Less than ten months after we married, we were blessed with a baby girl. We called her Tzila Elana, after Shaul’s first wife. I always felt she brought the family the gift of knitting us all together; she still plays that special role. We had another thee boys after that.

Neither we, nor our kids, believe in “half” brothers and sisters. My husband reminds the family, every so often, that the shevatim, Yaakov Avinu’s sons, are never referred to as “half-brothers.” Our family is very close and united.

Shortly after having my baby girl, someone challenged me. “It must be impossible for you to love Elana’s kids the same way you love your baby,” she said. I realized that this person was stuck on her experience of love for her children being the ultimate experience of love. I told her that I love all of my kids, yet none of them the same. For each child I feel a deep sense of love and care which fills my heart with so much gratitude. That doesn’t mean to say I don’t get upset or annoyed or sometimes move away from the feeling of love. But I see the potential to love is there just the same, whether I gave birth to a child or not.

Seeing all of my children together, connected, loving, bonded and kind, is always very special for me. Little things— just chatting to my kids, connecting to them, spending time with all of them as a family or with any of them alone is such a treat for me. We feel very blessed.

My daughter’s teen years were challenging. My older daughter went through a stage of trying to work out her sense of loyalty; she gave me a rough time for a little while. People love to look at kids who lost a parent or went through challenge and say “It’s because of the hardship they went through that they’re struggling.” It was clear to me from the outset that that isn’t necessarily true. I come from a very loving and caring family and still went through my ups and downs as a teenager.

At one point I told a good family friend that I couldn’t deal with my daughter and I just don’t see how I will get through this. I remember him saying, “One day she’ll be your best friend and we’ll laugh about this.” I thought, Impossible. It could never happen! But it did. My daughter today is my very best friend; I love her more than I could even imagine. She is the most incredible human being, kind and good hearted just like her mother and my feeling of love and respect for her just keeps growing.

I’ve come to learn that feeling guilty or bad is not a good ingredient for making happy children; guilt took me down a very unhappy road for a little while. When I began to see that children, particularly teenagers, live in their own realities and have to figure things out for themselves and their angst is not always reflective of those around them, I found that I could be a lot more helpful and productive. I helped my kids more when I didn’t take things personally and let them go through whatever they had to go through while supporting them in any way I could.

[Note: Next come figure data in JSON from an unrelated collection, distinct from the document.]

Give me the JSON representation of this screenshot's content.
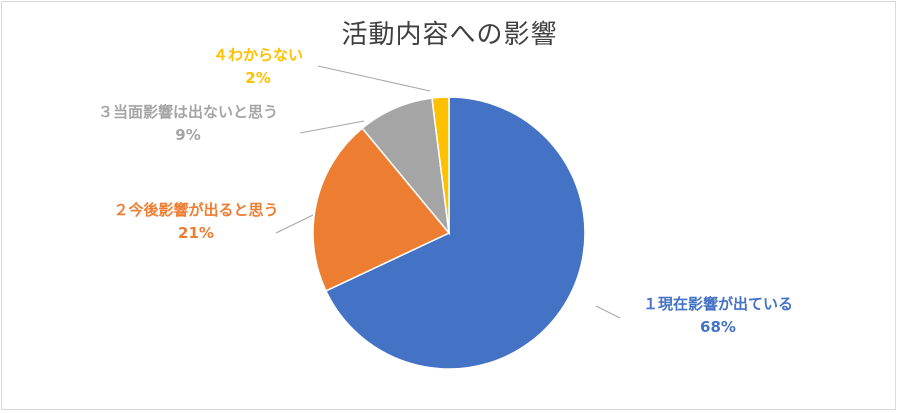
{
  "chart_data": {
    "type": "pie",
    "title": "活動内容への影響",
    "start_angle_deg": 0,
    "direction": "clockwise",
    "slices": [
      {
        "label": "１現在影響が出ている",
        "percent_label": "68%",
        "value": 68,
        "color": "#4472C4"
      },
      {
        "label": "２今後影響が出ると思う",
        "percent_label": "21%",
        "value": 21,
        "color": "#ED7D31"
      },
      {
        "label": "３当面影響は出ないと思う",
        "percent_label": "9%",
        "value": 9,
        "color": "#A5A5A5"
      },
      {
        "label": "４わからない",
        "percent_label": "2%",
        "value": 2,
        "color": "#FFC000"
      }
    ]
  }
}
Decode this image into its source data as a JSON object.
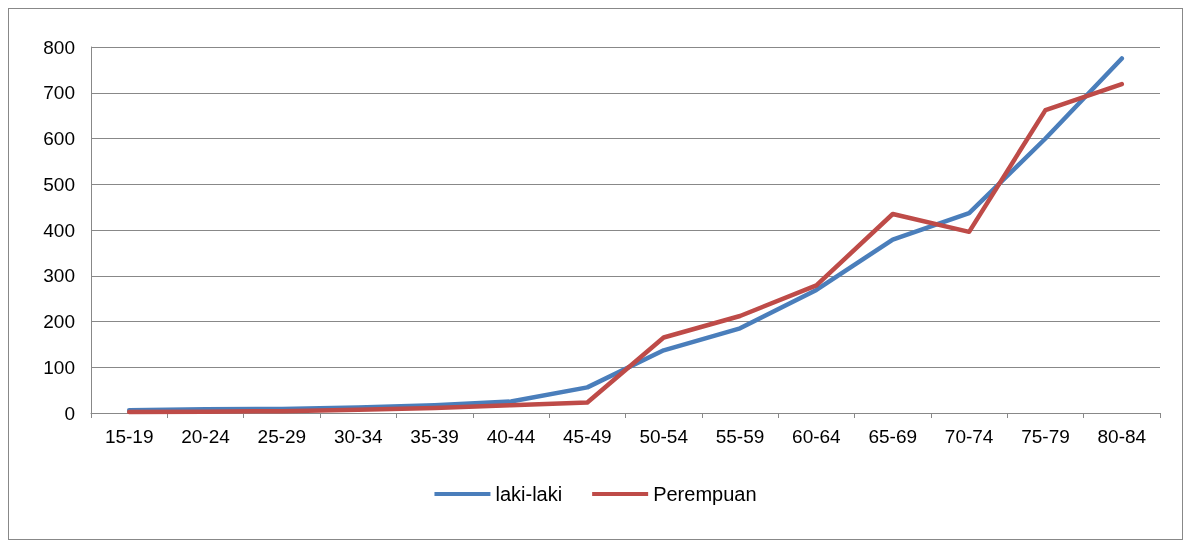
{
  "chart_data": {
    "type": "line",
    "categories": [
      "15-19",
      "20-24",
      "25-29",
      "30-34",
      "35-39",
      "40-44",
      "45-49",
      "50-54",
      "55-59",
      "60-64",
      "65-69",
      "70-74",
      "75-79",
      "80-84"
    ],
    "series": [
      {
        "name": "laki-laki",
        "color": "#4a7ebb",
        "values": [
          6,
          8,
          9,
          12,
          17,
          25,
          56,
          137,
          185,
          269,
          379,
          437,
          600,
          775
        ]
      },
      {
        "name": "Perempuan",
        "color": "#be4b48",
        "values": [
          2,
          3,
          4,
          7,
          11,
          17,
          23,
          165,
          212,
          279,
          435,
          396,
          662,
          719
        ]
      }
    ],
    "ylim": [
      0,
      800
    ],
    "yticks": [
      0,
      100,
      200,
      300,
      400,
      500,
      600,
      700,
      800
    ],
    "grid": "y",
    "legend": "bottom",
    "marker": "none",
    "line_style": "solid"
  }
}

I often tell my older kids that I do the best I can with the little understanding that I have. In the back of my mind, I tell myself that if Elana were ever to come back to collect her kids, I simply hope that she would be proud of them.

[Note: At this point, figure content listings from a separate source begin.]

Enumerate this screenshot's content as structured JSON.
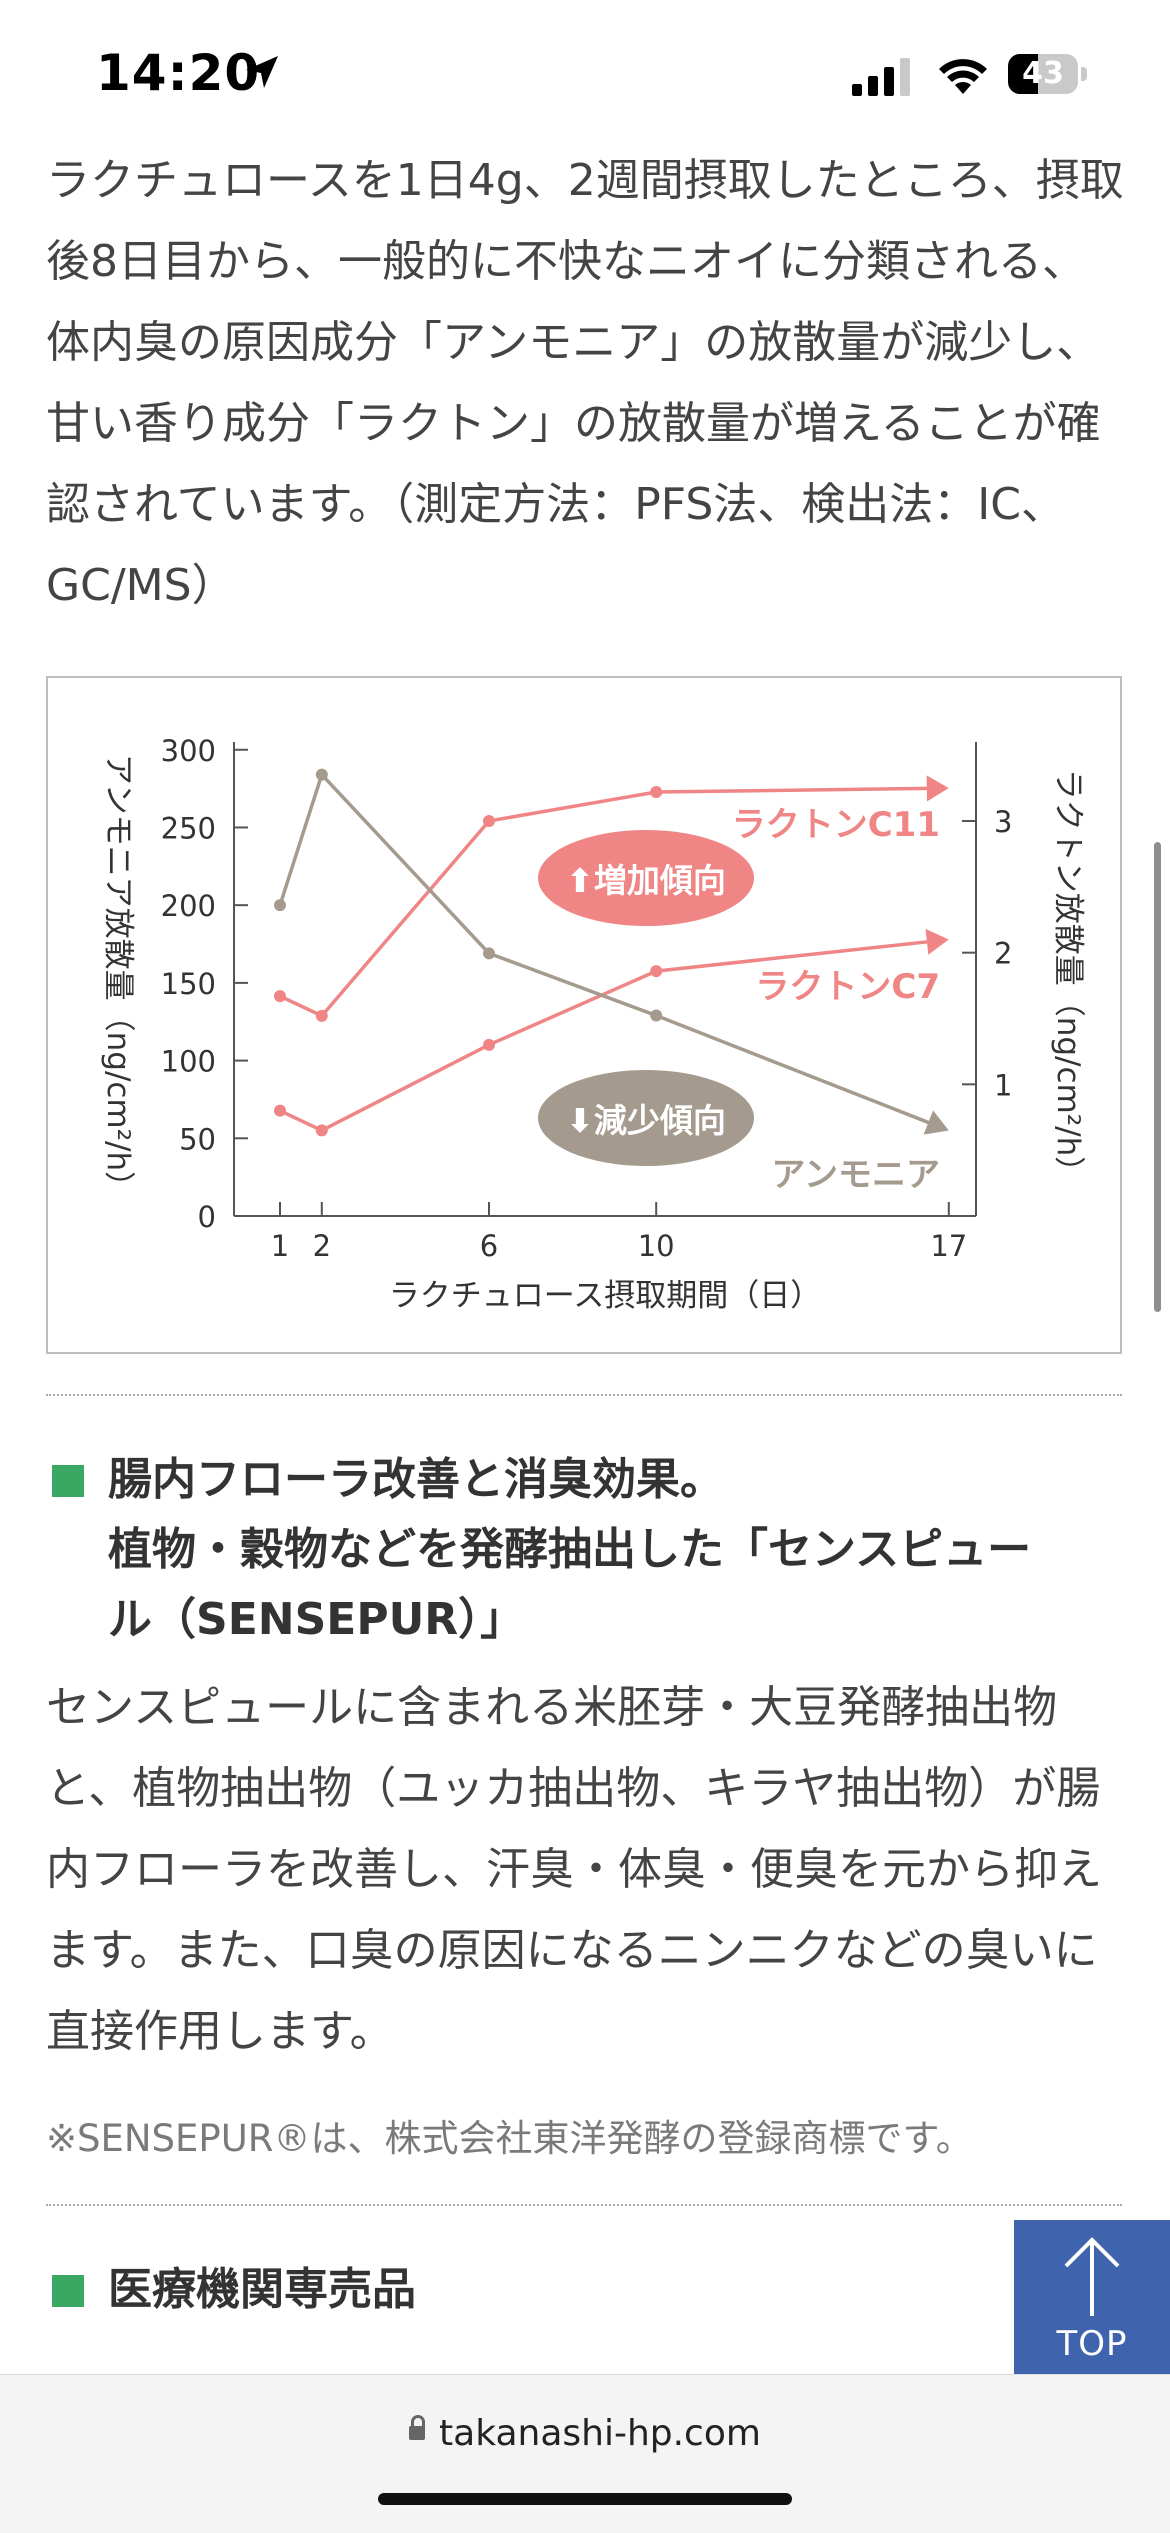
{
  "status_bar": {
    "time": "14:20",
    "battery": "43"
  },
  "intro_paragraph": "ラクチュロースを1日4g、2週間摂取したところ、摂取後8日目から、一般的に不快なニオイに分類される、体内臭の原因成分「アンモニア」の放散量が減少し、甘い香り成分「ラクトン」の放散量が増えることが確認されています。（測定方法：PFS法、検出法：IC、GC/MS）",
  "chart_data": {
    "type": "line",
    "xlabel": "ラクチュロース摂取期間（日）",
    "ylabel_left": "アンモニア放散量（ng/cm²/h）",
    "ylabel_right": "ラクトン放散量（ng/cm²/h）",
    "x_ticks": [
      "1",
      "2",
      "6",
      "10",
      "17"
    ],
    "y_left_ticks": [
      "0",
      "50",
      "100",
      "150",
      "200",
      "250",
      "300"
    ],
    "y_right_ticks": [
      "1",
      "2",
      "3"
    ],
    "xlim": [
      0,
      18
    ],
    "ylim_left": [
      0,
      305
    ],
    "ylim_right": [
      0,
      3.6
    ],
    "series": [
      {
        "name": "ラクトンC11",
        "axis": "right",
        "x": [
          1,
          2,
          6,
          10,
          17
        ],
        "values": [
          1.67,
          1.52,
          3.0,
          3.22,
          3.25
        ]
      },
      {
        "name": "ラクトンC7",
        "axis": "right",
        "x": [
          1,
          2,
          6,
          10,
          17
        ],
        "values": [
          0.8,
          0.65,
          1.3,
          1.86,
          2.1
        ]
      },
      {
        "name": "アンモニア",
        "axis": "left",
        "x": [
          1,
          2,
          6,
          10,
          17
        ],
        "values": [
          200,
          284,
          169,
          129,
          55
        ]
      }
    ],
    "annotations": {
      "increase": "⬆増加傾向",
      "decrease": "⬇減少傾向"
    },
    "colors": {
      "lactone": "#ef8585",
      "ammonia": "#a59a8e",
      "axis": "#555555"
    }
  },
  "section1": {
    "title_lines": [
      "腸内フローラ改善と消臭効果。",
      "植物・穀物などを発酵抽出した「センスピュー",
      "ル（SENSEPUR）」"
    ],
    "body": "センスピュールに含まれる米胚芽・大豆発酵抽出物と、植物抽出物（ユッカ抽出物、キラヤ抽出物）が腸内フローラを改善し、汗臭・体臭・便臭を元から抑えます。また、口臭の原因になるニンニクなどの臭いに直接作用します。",
    "note": "※SENSEPUR®は、株式会社東洋発酵の登録商標です。"
  },
  "section2": {
    "title": "医療機関専売品"
  },
  "top_button": {
    "label": "TOP"
  },
  "browser": {
    "url": "takanashi-hp.com"
  },
  "colors": {
    "accent_green": "#3aa862",
    "top_button": "#3f64ad"
  }
}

My four younger children were born by Caesarean. After my fourth, an ultrasound showed that I only have a half-developed womb, something that the doctor’s hadn’t pick up on until then. The obstetrician was astounded by this discovery. “By rights,” he told me, “you should not have been able to have children. I don’t know how you managed it four times. It’s something of a miracle!”

After this happened, my sister shared her perspective with me.  Hashem gave you four miracle children – perhaps one gift for each of Elana’s children that you took into your heart. I smiled.

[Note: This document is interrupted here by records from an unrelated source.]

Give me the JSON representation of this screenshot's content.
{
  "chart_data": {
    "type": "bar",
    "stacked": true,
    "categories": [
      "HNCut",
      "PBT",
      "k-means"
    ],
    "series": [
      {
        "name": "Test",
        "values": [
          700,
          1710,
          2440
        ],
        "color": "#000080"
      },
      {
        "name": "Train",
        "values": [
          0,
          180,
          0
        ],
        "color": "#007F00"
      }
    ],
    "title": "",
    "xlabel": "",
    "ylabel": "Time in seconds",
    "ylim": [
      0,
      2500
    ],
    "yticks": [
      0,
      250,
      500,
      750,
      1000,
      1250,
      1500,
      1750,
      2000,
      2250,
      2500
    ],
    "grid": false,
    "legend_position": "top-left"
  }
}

Yet I personally don’t see it that way, because my first four children were just as much a gift as my second four. I see every child as a “pikadon” –a G-dly deposit which Hashem gives us. We get the opportunity to love, care, give, and share His world with these beautiful people.

They were not a sacrifice for me—they were, and still are, simply a gift. All eight of my children are miracles for me and I thank Hashem every moment for the incredible kindness that He has blessed me with in my life. His love simply knows no bounds.